Wood Duck Boxes and Nesting Behavior

Wood Duck Box with eggs

Ducks Don’t Put All Their Eggs in One Basket!

The saying “Don’t put all your eggs in one basket” takes on a literal meaning in the world of wood ducks. When we speak of “dump boxes,” we’re referring to intraspecific brood parasitism, a phenomenon where nests often contain eggs from multiple hens. But what drives this behavior?

The lack of available nesting sites might seem like an obvious reason, leading to hens either sharing the nest or vying for it. Yet, this behavior persists even in areas abundant with suitable nesting spots. Why? It seems that wood duck hens prefer to spread their eggs across multiple nests, a strategy that might enhance the survival of their offspring.

Curiously, there’s no evidence to suggest that wood ducks recognize their own chicks after they hatch. This dispersal tactic could be a way to ensure their genetic material survives across generations. Research, including studies from the Cornell Lab of Ornithology, indicates that more than 80% of wood duck nests in natural settings contain eggs from various hens.

Consider the nest box featured here: it holds 22 eggs, surpassing the typical capacity for a single hen. This suggests that several hens have contributed to this nest, embodying the strategy of not putting all their eggs in one basket.

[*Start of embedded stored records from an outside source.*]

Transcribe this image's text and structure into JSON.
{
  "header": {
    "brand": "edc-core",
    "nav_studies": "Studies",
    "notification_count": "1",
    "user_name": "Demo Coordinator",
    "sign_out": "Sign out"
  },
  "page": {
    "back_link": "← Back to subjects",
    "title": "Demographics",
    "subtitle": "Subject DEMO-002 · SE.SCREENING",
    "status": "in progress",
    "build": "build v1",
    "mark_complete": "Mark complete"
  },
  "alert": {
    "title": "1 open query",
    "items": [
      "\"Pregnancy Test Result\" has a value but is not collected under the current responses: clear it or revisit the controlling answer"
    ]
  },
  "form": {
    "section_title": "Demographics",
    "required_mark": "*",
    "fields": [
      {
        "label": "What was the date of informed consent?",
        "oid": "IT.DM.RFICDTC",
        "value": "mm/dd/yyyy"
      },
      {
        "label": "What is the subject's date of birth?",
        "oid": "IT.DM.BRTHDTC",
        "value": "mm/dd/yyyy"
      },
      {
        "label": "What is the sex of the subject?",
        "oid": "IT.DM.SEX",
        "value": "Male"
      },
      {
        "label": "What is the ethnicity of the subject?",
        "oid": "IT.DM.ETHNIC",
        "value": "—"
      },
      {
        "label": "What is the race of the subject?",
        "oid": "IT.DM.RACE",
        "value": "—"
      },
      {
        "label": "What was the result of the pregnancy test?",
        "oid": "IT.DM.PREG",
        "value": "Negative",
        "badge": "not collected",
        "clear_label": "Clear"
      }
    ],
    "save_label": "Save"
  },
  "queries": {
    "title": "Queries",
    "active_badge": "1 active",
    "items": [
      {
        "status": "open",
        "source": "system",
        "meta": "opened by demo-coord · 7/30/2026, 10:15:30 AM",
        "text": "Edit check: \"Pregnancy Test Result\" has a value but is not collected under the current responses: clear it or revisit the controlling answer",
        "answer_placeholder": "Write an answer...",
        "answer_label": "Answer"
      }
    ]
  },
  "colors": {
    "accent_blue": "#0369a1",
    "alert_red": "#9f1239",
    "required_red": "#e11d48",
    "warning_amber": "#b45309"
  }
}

It is unlikely that a nest can hatch more than 20 eggs from a single clutch; often, these dump boxes result in many eggs not hatching. If the dump box becomes too full, with recorded instances of over 60 eggs in a single box, it is unlikely that any eggs can be hatched from such a nest.

If you have wood duck boxes and notice an overabundance of eggs, the best thing to do is leave it alone. Only if the number of eggs reaches the range of 60 should you consider intervening. Under less extreme conditions, the hen will be able to hatch some of the chicks that, hopefully, will make it through adolescence.